They say cameras never lie, but we all know they do, almost every single time. And I’m not just talking about PhotoShop. Everybody knows that cameras “add 10 pounds.” Different lenses produce vastly different images. By the age of ten, or probably younger, kids know what selfie angles are the most flattering.
There are people who make a living by convincing cameras to lie — those who photograph models, for example, or those who capture the colors of a sunset many of us never see in real life. But there’s another master of the lens; people who can capture the best in every picture they take, hide the flaws, and present every subject’s best side.
Those people are called realtors.
Over the past week, Susan and I looked at several houses currently on the market. We weren’t looking looking, merely looking. Some of the houses we looked at were smaller than our current home, while others were bigger. A couple were on larger tracts of land, while others were wedged shoulder-to-shoulder in neighborhoods. The one thing each of them had in common was that before we drove out to visit them in person, we looked at pictures, online.
One we looked at was a monster of a house — 5,600 square feet in a gated community with a swimming pool in the backyard, access to a private pond, and a thirty-second walk from Lake Overholser.

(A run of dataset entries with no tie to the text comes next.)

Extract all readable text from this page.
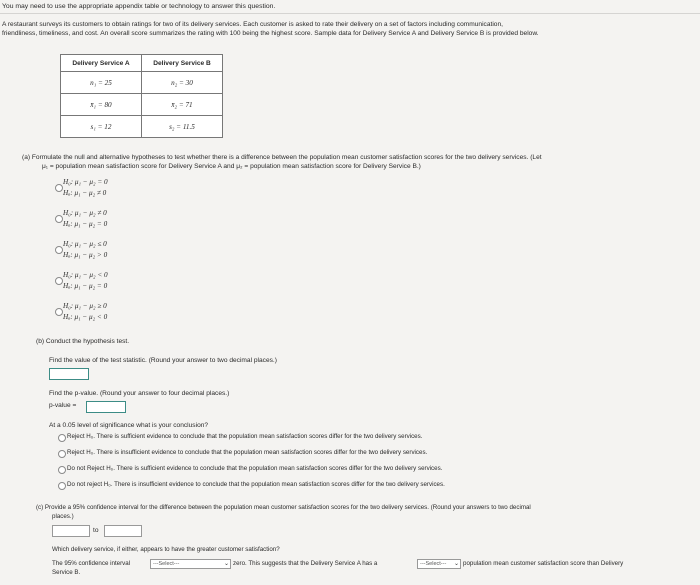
You may need to use the appropriate appendix table or technology to answer this question.
A restaurant surveys its customers to obtain ratings for two of its delivery services. Each customer is asked to rate their delivery on a set of factors including communication,
friendliness, timeliness, and cost. An overall score summarizes the rating with 100 being the highest score. Sample data for Delivery Service A and Delivery Service B is provided below.
Delivery Service A	Delivery Service B
n₁ = 25	n₂ = 30
x̄₁ = 80	x̄₂ = 71
s₁ = 12	s₂ = 11.5
(a) Formulate the null and alternative hypotheses to test whether there is a difference between the population mean customer satisfaction scores for the two delivery services. (Let
μ₁ = population mean satisfaction score for Delivery Service A and μ₂ = population mean satisfaction score for Delivery Service B.)
H₀: μ₁ − μ₂ = 0
Hₐ: μ₁ − μ₂ ≠ 0
H₀: μ₁ − μ₂ ≠ 0
Hₐ: μ₁ − μ₂ = 0
H₀: μ₁ − μ₂ ≤ 0
Hₐ: μ₁ − μ₂ > 0
H₀: μ₁ − μ₂ < 0
Hₐ: μ₁ − μ₂ = 0
H₀: μ₁ − μ₂ ≥ 0
Hₐ: μ₁ − μ₂ < 0
(b) Conduct the hypothesis test.
Find the value of the test statistic. (Round your answer to two decimal places.)
Find the p-value. (Round your answer to four decimal places.)
p-value =
At a 0.05 level of significance what is your conclusion?
Reject H₀. There is sufficient evidence to conclude that the population mean satisfaction scores differ for the two delivery services.
Reject H₀. There is insufficient evidence to conclude that the population mean satisfaction scores differ for the two delivery services.
Do not Reject H₀. There is sufficient evidence to conclude that the population mean satisfaction scores differ for the two delivery services.
Do not reject H₀. There is insufficient evidence to conclude that the population mean satisfaction scores differ for the two delivery services.
(c) Provide a 95% confidence interval for the difference between the population mean customer satisfaction scores for the two delivery services. (Round your answers to two decimal
places.)
to
Which delivery service, if either, appears to have the greater customer satisfaction?
The 95% confidence interval	---Select---	⌄ zero. This suggests that the Delivery Service A has a	---Select--- ⌄ population mean customer satisfaction score than Delivery
Service B.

The pictures go on to show a total of twelve rooms, but didn’t mention that the house was three stories. The den/movie room, located on the third floor, was 80 degrees (it was only slightly warmer than that outside). The pictures of the bedrooms conveniently cropped out the wallpaper from the 70s, which was a confusing design choice for a house built in the 90s. There were so many nails in the walls that didn’t show in the pictures that Susan wondered if the pictures hadn’t been digitally altered. None of the torn windows screens, water-damaged wood, broken bricks, wires hanging from the ceiling where the previous owner had removed light fixtures, or carpet stains appear in the photos, either. The master bedroom was particularly disappointing. After looking back at the photos, it appears it was staged with a double bed just to make the room look bigger.

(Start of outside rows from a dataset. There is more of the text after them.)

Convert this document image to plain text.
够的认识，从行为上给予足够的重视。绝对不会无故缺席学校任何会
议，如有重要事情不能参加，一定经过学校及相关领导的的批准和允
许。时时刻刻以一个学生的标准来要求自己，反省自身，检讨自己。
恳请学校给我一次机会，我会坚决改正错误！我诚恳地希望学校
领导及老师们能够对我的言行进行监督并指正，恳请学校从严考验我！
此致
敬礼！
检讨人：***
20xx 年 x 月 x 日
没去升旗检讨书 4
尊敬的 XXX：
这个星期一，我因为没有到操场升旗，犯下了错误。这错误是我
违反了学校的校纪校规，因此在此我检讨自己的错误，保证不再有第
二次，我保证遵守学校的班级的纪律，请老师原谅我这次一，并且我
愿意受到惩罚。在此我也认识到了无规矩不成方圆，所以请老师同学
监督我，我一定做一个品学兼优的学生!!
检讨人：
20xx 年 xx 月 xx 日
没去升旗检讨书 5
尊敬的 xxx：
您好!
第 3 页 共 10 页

Oh, and those pictures of the pool? They were taken last year. The pool hasn’t been opened this year, and we were afraid to look underneath the tarp to see what it was hiding.
“I can’t believe I’m saying this,” I told Susan on the way back to our car, “but I wouldn’t trade our house straight across for that one.”
It sure looked nice in the pictures, though.
Wednesday after work, we looked at another house — a historical home in downtown Yukon. If you love history and heritage, boy, was this the house for you. It was built in the 1920s, and still decorated like it. It was the first house in Yukon to have an attached garage, according to the realtor. The main sitting room included a small balcony where Czech royalty stood almost a hundred years ago to have their pictures taken.
The house was beautiful, and as we walked through it I was whisked back a hundred years. I imagined Susan and I sitting in front of the fireplace, sipping on tea and looking out the window.
Gorgeous, right? But here’s what the pictures didn’t show. They didn’t show the homeless-looking guy who walked back and forth on the sidewalk, stopping to stare at us. They didn’t show the neighbor who, the entire time we were there, was cutting wood on his table saw in the driveway.
“What did you think of the house?”
“WwwwrrrrrrrrrEEEEEEEEEEEEEEEEEEEEEEEEEEEEEEE!”
“What?”
Most significantly, the photos didn’t show the smell of cat urine, which was so pungent in the basement that I could smell it for hours. I didn’t say anything, but with my eyes watering and Morgan holding her nose, the realtor felt obligated to address it. “There’s a bit of an odor down here,” she said in the understatement of the century. I’d rather eat lunch inside the old pachyderm building at the zoo rather than spend another second in that basement. The owner had tried to cover up the smell with bleach, which made for two offensive smells instead of one.
Several times in the past we have looked at homes for sale online, only to have them sell before we had a chance to visit them in person. More than once, I’ve been convinced we let the perfect home slip through our fingers. After seeing the disparity between the photos we saw this week compared to the actual houses, I won’t think that way again.